Recorded at home, with Luedtke engineering, Are You Falling in Love? is indeed awesome, from the agitated drumbeat that knock-knock-knocks “Record Store” off to a bracing start, into the ba-ba-ba’s and push-and-pull punch of “All These Years,” through the hypnotic drone of the title track and beyond. The incessantly catchy “So Natural” and acoustic (first half, at least) yearner “Yeah, Tonight” are reprised from the Cloudberry 7-inch, as is “Tally” from the Magic Marker single. “East Station Attendant” has an all-too-brief, unexpected, wistful guitar passage amid its hopeful lyrics and frenzied feedback. “Besides You” holds the din at bay, revealing the heartfelt sentiments at Underwood’s core. Frankly, it’s a tremendously solid record start-to-finish, packing jangle, fuzz, noise, crashes and crushes, painful longing and pure love into one nifty gift that will surely prove inspiring to young, future musicians, much like Jeremy’s own personal experience.

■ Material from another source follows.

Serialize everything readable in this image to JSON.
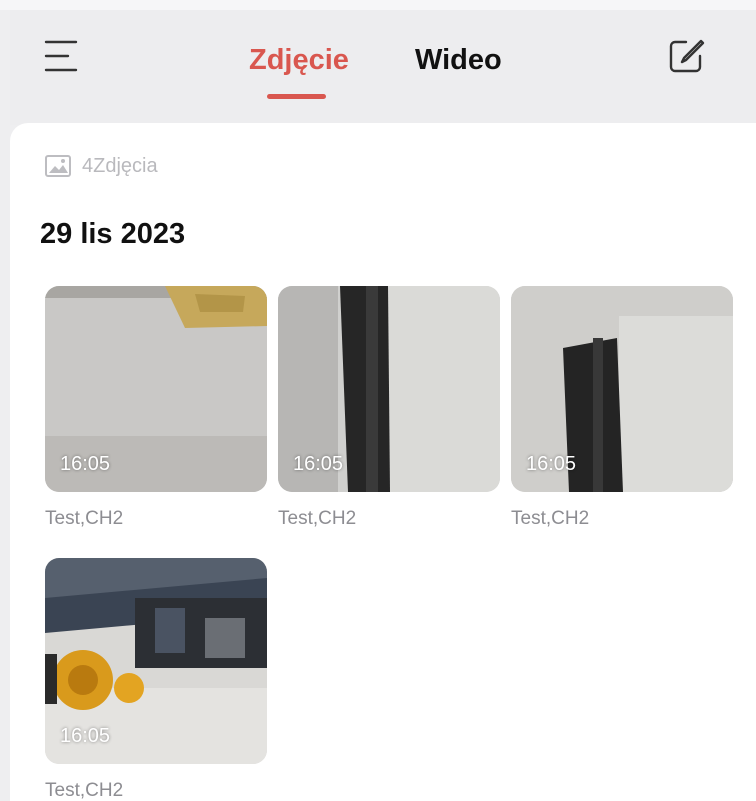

“I love songs that are catchy and maybe even obnoxiously noisy,” he makes clear. “There’s this single by a band called the Nightblooms. It’s really over the top, and this female vocalist is really trying to cut through this total feedback buzzsaw guitar stuff. So, that mixed with really clean, Orange Juice sort of bouncy pop – I guess that’s where we’re coming from.”
And the songwriter says the name Gold-Bears – taken from a brand of gummi candy – fits the band perfectly, when you consider it.
“For the record, I really love the candy very much. It’s my favorite snack in the world,” he enthuses. “Two, I always thought it was a very sort of awkward name. Because there’s a hyphen in there – it feels like a weird translation. And it’s kind of fierce, it’s kind of awkward, and it’s twee.
“Twee is a bad name in indie pop,” he continues. “It’s a brand of pop that’s, like, sugary sweet, typically about boy-girl relationships. People used to call my old band twee, so that’s kind of what I latched onto, because I thought that was kind of funny. I just thought it would be interesting to introduce that word into the Atlanta lexicon.”